03/24/2016 3:06PM

Claiming rule changed to include horses who bleed


The criteria to void a claim at California racetracks will be expanded on July 1 to include horses that bleed through the nostrils, California Horse Racing Board executive director Rick Baedeker said on Thursday at the monthly meeting of the racing board in Sacramento.

The racing board voted to approve the rule change last December, and it was recently granted approval by the state’s office of administrative law, Baedeker said.

Previously, claims could be voided for unsoundness or if a horse dies during the running of a race or is euthanized before leaving the racetrack. Last December, Rick Arthur, California’s equine medical director, said 41 horses were placed on the vet’s list for bleeding from Jan. 1 to Dec. 1, 2015. He said 27 of those horses ran in claiming races, and four were claimed.

The determination of whether a horse has bled from the nostrils will be made by an official veterinarian.

* All-sources handle at California tracks was static through February when compared to the first two months of 2015, according to data presented at Thursday’s racing board meeting.

Handle for the first two months of the year on Thoroughbreds at Golden Gate Fields and Santa Anita was $447.4 million, down less than 1 percent from the 2015 figure of $450.3 million. With harness racing and Quarter Horse meetings included, the total for the state was $501.4 million, down fractionally from the 2015 figure of $502.6 million.

Betting on all three breeds fell 2.7 percent in February after showing an increase of 1.9 percent in January. Handle on Thoroughbred races in February was $203.7 million, a decline of 3.7 percent compared to $211.6 million in February of last year. There were 16 days of racing in both years. With harness and Quarter Horse meetings included, handle in February was $227.7 million compared to $234.2 million last year.

Brian Russell More than 1 year ago
This is making their already ridiculous rules even more ridiculous. When you claim a horse you are generally getting a significant discount to what a private purchase price would be. The reason is because the previous owner gets to run for the purse. The system worked well because you had to take the risk of not being able to do a pre-purchase exam to obtain the discount you received acquiring the horse VIA claim. California is trying to take all the risk out of claiming process and upend a system that has worked efficiently for decades.
Richard Glassman More than 1 year ago
I think people are looking at the welfare of the racehorse which is a great thing.
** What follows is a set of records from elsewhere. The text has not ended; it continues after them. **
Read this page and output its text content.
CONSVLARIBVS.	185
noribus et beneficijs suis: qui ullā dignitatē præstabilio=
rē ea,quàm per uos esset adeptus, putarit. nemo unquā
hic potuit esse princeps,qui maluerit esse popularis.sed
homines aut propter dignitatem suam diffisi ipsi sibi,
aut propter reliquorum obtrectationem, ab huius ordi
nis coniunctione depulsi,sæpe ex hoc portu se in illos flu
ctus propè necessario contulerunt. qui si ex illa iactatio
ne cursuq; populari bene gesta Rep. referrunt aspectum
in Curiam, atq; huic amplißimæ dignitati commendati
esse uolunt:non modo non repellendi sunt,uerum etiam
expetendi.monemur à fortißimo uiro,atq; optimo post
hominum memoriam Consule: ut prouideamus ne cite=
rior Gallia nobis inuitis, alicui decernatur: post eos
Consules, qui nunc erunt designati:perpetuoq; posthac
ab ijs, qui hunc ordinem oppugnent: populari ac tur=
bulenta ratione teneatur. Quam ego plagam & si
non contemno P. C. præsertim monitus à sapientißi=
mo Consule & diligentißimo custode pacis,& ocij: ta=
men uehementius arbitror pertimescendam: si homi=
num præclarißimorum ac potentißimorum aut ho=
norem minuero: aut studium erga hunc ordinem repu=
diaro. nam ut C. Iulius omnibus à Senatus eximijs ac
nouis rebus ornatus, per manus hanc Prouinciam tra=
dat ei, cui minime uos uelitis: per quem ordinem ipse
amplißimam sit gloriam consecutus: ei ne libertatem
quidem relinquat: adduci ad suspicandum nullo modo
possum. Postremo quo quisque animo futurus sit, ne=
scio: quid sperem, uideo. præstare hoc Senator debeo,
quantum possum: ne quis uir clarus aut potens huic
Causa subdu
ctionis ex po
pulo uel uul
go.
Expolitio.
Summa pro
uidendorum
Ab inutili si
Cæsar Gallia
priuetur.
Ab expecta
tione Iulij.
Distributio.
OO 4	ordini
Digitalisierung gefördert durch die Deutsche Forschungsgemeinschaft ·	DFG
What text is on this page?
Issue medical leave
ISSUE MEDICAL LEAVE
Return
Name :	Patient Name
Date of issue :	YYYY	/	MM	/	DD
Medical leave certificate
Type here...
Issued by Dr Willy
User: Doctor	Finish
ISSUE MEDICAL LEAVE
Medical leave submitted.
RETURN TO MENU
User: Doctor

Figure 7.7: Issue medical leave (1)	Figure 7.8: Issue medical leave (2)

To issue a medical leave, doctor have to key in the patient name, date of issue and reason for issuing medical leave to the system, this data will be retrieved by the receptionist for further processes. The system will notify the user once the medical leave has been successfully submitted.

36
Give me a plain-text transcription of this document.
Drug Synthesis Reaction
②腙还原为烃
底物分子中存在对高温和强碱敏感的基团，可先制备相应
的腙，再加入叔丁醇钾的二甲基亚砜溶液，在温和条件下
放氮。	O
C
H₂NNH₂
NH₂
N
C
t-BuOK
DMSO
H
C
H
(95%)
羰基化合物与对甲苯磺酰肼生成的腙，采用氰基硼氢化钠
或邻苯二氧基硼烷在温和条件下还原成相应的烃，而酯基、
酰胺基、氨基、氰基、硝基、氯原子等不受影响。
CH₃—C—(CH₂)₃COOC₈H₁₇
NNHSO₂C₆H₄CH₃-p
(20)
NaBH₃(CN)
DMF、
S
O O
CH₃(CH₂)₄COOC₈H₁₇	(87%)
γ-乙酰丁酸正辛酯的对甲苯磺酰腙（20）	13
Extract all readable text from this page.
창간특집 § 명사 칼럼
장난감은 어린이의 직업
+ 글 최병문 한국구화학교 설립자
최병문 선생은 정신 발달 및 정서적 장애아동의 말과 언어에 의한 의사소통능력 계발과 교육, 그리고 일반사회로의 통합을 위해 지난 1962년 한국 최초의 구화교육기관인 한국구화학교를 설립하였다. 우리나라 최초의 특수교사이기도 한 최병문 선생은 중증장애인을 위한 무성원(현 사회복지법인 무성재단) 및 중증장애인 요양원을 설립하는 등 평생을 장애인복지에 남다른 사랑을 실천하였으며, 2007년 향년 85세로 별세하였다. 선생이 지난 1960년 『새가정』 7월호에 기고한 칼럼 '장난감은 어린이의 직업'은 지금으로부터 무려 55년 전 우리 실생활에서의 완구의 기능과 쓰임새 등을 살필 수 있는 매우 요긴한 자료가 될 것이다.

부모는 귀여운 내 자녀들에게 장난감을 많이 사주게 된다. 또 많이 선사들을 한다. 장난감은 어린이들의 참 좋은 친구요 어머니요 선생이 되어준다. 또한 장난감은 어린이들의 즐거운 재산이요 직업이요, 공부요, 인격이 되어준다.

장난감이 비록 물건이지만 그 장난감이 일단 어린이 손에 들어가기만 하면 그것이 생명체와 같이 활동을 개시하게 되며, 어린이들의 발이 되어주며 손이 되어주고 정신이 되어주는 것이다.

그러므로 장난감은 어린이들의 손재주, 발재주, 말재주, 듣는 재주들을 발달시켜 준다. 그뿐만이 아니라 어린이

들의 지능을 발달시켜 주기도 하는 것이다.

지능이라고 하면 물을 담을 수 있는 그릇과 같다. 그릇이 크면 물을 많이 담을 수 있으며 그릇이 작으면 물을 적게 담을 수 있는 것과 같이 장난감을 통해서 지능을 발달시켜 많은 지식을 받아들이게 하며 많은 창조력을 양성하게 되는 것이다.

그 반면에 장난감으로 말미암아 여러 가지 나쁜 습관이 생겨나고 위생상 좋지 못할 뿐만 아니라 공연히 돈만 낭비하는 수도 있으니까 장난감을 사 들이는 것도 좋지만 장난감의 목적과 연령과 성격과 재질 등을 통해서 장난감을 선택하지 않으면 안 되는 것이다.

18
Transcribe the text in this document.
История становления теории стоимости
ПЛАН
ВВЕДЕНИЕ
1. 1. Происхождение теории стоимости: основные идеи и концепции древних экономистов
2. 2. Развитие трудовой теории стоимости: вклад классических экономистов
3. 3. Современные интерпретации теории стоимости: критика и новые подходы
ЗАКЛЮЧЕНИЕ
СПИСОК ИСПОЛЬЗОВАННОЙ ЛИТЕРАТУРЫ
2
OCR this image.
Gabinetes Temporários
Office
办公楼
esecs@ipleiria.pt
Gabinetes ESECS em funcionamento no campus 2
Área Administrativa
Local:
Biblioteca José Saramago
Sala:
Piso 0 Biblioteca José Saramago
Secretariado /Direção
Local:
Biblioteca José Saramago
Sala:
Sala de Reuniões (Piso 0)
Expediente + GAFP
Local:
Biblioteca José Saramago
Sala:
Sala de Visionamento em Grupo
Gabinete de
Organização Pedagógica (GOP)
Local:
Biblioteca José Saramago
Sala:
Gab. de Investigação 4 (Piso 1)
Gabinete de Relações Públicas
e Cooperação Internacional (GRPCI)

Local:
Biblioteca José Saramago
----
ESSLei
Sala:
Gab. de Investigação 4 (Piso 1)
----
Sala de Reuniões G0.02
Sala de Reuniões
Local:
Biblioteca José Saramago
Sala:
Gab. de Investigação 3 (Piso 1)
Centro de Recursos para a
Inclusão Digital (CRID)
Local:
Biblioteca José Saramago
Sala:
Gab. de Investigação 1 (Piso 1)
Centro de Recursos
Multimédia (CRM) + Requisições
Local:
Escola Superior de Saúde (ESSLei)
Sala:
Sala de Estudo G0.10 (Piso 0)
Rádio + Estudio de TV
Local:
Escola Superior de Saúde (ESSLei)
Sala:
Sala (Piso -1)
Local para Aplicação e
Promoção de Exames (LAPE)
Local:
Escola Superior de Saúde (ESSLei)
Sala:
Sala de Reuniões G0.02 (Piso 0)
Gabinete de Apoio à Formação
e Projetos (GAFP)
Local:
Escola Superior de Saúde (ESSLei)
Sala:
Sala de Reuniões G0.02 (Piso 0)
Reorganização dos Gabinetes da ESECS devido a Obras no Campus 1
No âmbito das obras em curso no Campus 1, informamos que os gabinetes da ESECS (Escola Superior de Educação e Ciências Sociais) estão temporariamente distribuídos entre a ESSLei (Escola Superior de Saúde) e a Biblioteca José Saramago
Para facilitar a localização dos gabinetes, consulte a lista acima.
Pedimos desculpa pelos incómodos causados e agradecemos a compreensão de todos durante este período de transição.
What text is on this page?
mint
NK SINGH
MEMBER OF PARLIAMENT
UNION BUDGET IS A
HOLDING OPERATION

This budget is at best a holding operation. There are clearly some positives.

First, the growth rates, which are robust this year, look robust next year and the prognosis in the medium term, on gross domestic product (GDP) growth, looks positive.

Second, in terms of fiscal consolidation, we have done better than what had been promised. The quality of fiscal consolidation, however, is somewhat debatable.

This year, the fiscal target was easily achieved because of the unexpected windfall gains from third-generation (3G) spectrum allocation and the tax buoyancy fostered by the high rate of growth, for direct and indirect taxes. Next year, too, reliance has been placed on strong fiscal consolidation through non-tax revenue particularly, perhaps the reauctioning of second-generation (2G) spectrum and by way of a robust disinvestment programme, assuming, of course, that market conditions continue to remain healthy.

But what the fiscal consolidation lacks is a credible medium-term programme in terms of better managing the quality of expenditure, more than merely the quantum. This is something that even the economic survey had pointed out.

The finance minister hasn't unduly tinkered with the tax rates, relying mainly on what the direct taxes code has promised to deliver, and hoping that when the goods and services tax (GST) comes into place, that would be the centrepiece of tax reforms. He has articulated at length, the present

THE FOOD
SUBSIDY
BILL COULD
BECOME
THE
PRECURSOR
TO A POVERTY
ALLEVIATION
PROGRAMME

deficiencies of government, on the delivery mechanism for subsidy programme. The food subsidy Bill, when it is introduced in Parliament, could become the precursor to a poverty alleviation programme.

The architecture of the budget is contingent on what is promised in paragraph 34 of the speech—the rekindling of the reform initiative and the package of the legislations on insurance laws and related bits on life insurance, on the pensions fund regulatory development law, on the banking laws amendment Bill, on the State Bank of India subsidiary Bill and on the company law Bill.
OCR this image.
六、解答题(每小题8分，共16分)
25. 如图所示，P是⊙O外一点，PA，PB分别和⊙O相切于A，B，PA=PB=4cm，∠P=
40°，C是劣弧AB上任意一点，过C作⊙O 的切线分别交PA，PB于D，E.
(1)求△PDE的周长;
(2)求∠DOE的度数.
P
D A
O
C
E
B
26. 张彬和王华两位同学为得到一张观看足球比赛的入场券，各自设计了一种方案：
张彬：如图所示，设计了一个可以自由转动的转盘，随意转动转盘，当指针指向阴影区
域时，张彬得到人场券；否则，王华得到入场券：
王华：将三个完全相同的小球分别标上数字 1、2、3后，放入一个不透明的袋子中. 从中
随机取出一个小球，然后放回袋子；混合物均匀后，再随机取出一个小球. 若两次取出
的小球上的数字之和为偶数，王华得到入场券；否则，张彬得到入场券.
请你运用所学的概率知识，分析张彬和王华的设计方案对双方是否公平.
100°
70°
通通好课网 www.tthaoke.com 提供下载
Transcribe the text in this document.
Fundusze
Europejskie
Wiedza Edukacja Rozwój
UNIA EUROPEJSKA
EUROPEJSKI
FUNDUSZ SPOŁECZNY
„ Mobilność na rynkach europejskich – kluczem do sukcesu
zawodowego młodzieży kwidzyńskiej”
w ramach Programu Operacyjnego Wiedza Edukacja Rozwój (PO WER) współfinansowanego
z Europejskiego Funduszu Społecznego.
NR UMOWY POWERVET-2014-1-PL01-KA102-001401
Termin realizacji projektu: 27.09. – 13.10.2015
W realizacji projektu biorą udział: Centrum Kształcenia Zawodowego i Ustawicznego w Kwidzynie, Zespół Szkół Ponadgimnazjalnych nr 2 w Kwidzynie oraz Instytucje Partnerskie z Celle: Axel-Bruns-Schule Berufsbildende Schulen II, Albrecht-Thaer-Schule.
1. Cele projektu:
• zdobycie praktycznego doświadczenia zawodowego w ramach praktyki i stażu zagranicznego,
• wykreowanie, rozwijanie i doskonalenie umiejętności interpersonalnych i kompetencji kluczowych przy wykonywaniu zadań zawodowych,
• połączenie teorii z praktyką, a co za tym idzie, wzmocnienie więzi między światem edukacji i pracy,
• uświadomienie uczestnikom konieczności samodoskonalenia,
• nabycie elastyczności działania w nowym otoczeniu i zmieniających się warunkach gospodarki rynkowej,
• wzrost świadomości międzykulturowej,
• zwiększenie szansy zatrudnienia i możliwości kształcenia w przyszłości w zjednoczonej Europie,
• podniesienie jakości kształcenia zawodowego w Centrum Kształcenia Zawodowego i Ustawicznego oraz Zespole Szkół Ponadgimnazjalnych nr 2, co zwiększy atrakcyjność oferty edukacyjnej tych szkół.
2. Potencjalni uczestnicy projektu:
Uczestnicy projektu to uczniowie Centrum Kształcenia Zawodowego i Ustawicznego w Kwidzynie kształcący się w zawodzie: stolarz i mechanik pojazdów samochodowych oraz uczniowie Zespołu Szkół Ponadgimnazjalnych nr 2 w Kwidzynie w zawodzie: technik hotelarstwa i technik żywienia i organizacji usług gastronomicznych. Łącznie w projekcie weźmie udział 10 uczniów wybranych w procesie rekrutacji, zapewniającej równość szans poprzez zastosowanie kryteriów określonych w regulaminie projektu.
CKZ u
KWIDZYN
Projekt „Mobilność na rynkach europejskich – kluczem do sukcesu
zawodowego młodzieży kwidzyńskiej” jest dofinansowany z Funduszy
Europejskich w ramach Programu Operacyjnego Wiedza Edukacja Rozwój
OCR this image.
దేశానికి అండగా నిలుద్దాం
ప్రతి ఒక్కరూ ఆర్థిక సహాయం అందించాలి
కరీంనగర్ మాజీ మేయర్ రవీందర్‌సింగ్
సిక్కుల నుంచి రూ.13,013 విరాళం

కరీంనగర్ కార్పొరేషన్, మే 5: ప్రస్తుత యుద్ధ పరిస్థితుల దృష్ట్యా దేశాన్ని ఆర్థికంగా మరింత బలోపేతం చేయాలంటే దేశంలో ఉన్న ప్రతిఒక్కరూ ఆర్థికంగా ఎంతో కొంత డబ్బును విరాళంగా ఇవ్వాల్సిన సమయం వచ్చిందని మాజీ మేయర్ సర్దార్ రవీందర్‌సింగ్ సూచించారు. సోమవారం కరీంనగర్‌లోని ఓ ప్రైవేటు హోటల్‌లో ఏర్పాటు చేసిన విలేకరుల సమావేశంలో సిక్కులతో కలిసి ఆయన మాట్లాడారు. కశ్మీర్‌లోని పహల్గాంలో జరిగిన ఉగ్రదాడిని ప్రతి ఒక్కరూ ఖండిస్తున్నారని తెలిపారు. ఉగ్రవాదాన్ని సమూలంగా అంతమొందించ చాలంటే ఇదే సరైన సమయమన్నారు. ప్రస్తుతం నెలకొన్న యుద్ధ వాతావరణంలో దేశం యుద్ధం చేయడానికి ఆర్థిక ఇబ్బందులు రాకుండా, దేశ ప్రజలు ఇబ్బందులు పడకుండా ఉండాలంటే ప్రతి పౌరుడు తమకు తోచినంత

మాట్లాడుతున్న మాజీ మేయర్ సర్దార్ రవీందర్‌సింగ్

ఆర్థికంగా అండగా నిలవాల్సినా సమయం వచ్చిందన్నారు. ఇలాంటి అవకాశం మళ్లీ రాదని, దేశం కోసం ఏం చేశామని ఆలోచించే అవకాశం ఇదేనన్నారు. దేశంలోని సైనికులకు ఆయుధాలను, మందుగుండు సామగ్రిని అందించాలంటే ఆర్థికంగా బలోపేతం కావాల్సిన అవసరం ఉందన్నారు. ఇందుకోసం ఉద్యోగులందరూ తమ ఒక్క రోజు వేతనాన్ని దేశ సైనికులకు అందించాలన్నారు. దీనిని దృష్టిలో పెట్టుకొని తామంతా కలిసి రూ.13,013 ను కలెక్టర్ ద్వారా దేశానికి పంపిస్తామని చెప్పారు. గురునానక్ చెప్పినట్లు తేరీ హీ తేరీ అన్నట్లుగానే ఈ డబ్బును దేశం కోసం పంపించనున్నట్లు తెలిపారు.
If a horse is a serious bleeder he should be turned out not dropped to get claimed and possibly injure the horse and the jockey. An owner is not getting a discount when claiming a horse. In my opinion, a bigger majority of racehorses that get claimed within a couple of races are dropped below the claimed price. This is just my opinion Brian looking at it as an owner and for the welfare of the horse.
Richard Glassman More than 1 year ago
As a matter of fact, I even retired within the last couple of years a bleeder that would have definately won and got claimed at Los Al at night.